Eu, Reborn
Mas eu perecerei e você, meu Bebê Reborn, permanecerá. Com uma imensa vantagem: sem "mim" você não precisa ter futuro!..............

...e foi assim que eu me vi, como sugerira em artigo anterior, diante de mim mesmo: este outro deitado em minhas mãos, esse "Bebê Reborn" que mandei fabricar a partir de uma foto de quando eu tinha apenas onze meses, morando em João Pessoa e nos braços de minha mãe!
A reprodução plástica me chegou pelos Correios: imensa caixa que eu já sabia o que continha. Sim, era igualzinho a mim, segundo a fotografia, tamanho e feições muito semelhantes. Peguei-o nos braços, envolvi em lençóis, não vesti (ainda não comprei roupas pra ele) e tive a inesperada oportunidade de me ter nos próprios braços! Nunca tinha me visto quando pequeno, a não ser por fotografias. Agora eu portava a mim mesmo, sorridente, branquinho, cabeludo e indefeso.
Fiquei imaginando o que "ele/eu" pensaria se soubesse que "eu", na verdade, sou "ele", setenta anos depois! O que ele me perguntaria se tivesse voz e consciência? A vida que "tivemos" valeu a pena ter sido vivida? O que eu responderia? O que significa esse inusitado encontro entre a "origem" e o "fim"?
Supomos sempre que a INÍCIO tem perguntas, expectativas, esperanças; o FIM as respostas, boas ou não! A origem pergunta "-Os projetos se realizaram?", "-Você foi feliz?" O FIM responde "- O projeto é seu, meu caro INÍCIO. Faça-o! Se eu te disser algo, estarei administrando teu projeto e ceifando tua liberdade, essa liberdade em que nós começamos algo e nunca saberemos como terminará!".

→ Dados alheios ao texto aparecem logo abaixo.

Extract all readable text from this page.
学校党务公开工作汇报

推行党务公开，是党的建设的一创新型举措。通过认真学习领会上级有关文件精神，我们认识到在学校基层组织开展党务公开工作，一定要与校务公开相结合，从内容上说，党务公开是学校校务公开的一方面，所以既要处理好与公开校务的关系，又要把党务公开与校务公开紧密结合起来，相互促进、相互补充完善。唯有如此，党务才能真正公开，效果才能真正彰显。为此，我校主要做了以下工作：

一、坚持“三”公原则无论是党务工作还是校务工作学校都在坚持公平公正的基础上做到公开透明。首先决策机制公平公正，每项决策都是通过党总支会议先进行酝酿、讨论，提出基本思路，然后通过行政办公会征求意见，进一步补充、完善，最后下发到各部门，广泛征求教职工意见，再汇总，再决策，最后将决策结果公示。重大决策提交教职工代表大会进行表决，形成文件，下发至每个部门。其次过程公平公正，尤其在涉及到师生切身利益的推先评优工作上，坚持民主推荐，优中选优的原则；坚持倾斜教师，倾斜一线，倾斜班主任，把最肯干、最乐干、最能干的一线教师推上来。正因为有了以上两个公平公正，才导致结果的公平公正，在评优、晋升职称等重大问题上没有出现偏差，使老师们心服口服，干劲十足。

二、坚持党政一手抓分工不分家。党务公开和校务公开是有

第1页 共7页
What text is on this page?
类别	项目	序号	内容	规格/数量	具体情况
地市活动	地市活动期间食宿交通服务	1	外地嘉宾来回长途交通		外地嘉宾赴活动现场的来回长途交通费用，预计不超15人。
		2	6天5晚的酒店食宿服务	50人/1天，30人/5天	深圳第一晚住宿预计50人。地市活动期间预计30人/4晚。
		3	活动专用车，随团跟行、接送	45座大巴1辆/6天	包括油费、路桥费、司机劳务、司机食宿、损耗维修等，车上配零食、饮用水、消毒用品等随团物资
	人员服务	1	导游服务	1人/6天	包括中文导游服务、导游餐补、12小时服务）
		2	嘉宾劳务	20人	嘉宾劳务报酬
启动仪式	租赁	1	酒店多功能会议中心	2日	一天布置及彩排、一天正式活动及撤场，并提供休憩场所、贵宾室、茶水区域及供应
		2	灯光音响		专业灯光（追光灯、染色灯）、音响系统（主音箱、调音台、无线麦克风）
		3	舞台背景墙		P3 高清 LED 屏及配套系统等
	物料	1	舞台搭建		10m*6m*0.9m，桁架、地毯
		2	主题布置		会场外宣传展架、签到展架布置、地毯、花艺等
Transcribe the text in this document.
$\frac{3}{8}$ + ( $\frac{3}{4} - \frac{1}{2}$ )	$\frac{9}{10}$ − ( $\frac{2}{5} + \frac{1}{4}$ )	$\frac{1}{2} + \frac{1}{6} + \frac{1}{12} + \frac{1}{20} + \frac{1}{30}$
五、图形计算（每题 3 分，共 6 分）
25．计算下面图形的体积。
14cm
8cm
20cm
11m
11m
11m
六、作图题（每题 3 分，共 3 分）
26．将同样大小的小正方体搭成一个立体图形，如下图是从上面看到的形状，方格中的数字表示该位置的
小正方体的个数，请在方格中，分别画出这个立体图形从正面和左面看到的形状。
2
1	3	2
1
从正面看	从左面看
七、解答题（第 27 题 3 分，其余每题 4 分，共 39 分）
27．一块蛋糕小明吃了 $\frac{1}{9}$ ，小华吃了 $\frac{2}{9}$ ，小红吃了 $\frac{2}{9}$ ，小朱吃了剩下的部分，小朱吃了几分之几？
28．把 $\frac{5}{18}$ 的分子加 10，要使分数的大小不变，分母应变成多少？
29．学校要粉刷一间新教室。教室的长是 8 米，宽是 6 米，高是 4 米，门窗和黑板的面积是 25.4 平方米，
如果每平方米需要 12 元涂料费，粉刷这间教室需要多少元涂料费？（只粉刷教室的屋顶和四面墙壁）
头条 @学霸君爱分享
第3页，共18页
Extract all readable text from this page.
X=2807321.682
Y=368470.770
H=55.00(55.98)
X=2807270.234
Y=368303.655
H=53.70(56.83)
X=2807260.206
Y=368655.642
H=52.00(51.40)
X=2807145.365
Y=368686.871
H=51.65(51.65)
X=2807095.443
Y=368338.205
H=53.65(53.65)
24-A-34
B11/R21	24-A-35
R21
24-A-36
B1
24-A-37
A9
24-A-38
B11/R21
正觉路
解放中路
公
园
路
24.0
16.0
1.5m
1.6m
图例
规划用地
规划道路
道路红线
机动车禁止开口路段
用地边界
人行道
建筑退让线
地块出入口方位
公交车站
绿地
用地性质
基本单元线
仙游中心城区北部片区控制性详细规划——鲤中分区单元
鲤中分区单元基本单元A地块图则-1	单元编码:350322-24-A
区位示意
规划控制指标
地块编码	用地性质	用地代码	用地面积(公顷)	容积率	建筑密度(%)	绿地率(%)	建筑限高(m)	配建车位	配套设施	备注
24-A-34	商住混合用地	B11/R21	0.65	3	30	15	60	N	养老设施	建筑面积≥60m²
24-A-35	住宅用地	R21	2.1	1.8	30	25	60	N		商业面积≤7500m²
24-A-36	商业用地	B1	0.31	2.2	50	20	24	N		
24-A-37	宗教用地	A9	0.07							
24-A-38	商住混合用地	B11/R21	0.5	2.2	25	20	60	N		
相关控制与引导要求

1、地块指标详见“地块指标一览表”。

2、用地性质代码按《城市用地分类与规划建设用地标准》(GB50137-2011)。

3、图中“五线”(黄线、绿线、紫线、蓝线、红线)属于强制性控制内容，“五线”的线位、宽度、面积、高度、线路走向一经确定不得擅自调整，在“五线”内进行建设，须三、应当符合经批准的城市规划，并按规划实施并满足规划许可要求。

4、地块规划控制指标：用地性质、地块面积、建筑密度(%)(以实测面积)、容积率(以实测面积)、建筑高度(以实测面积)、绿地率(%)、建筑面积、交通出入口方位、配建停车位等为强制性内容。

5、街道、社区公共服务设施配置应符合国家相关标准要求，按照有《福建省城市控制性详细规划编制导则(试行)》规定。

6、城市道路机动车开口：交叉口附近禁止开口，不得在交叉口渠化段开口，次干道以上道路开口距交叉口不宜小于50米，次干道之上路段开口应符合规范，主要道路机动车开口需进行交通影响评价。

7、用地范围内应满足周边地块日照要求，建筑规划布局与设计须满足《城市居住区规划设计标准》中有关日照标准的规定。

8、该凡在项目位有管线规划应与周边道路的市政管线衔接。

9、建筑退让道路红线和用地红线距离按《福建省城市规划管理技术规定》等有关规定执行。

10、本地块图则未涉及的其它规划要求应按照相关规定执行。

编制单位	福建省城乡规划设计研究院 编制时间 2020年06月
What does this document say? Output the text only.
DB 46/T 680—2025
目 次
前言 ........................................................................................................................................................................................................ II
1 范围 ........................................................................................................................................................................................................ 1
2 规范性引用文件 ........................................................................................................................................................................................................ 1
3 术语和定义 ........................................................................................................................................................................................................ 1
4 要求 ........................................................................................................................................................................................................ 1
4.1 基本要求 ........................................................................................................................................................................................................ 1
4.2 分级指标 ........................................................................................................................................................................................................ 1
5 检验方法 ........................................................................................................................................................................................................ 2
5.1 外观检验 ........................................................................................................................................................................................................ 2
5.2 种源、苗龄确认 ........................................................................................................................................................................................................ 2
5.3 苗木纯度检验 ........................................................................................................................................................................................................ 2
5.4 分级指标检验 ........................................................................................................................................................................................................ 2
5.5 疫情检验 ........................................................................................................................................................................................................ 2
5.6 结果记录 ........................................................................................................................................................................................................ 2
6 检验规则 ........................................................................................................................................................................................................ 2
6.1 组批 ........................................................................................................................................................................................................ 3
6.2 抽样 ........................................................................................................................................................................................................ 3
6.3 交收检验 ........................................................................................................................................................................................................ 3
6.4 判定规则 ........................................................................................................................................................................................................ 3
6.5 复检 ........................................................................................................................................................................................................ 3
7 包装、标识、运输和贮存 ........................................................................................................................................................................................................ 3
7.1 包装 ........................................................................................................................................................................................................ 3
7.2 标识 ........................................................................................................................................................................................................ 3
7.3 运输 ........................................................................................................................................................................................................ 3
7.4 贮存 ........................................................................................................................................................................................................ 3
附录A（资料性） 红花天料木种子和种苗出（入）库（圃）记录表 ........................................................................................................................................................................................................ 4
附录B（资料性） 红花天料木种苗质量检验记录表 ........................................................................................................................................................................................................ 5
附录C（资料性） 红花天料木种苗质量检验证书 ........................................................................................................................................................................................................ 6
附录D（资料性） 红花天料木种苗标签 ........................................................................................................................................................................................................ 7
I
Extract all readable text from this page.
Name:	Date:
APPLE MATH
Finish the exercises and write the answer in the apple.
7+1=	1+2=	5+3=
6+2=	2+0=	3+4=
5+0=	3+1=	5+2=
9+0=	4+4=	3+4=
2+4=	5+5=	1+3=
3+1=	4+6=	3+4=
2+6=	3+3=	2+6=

O problema é que, comigo nos braços, o "projeto"... sou eu!
Na verdade, não sei o que dizer aquele "eu mesmo" plástico. Talvez dissesse que a velhice é o preço que pagamos por ter acreditado em tantos "projetos", a vingança das ilusões, e que só nos resta transmitir nossas esperanças para os outros! O problema é se os que virão forem todos "Bebês Reborn"? Ao menos saberíamos que todos eles estariam fixos no tempo, sem passado consciente, sem futuros esperançosos.
Mas eu perecerei e você, meu Bebê Reborn, permanecerá. Com uma imensa vantagem: sem "mim" você não precisa ter futuro!
PS. Essa é uma obra de ficção. Qualquer semelhança com pessoas ou situações é uma tragédia!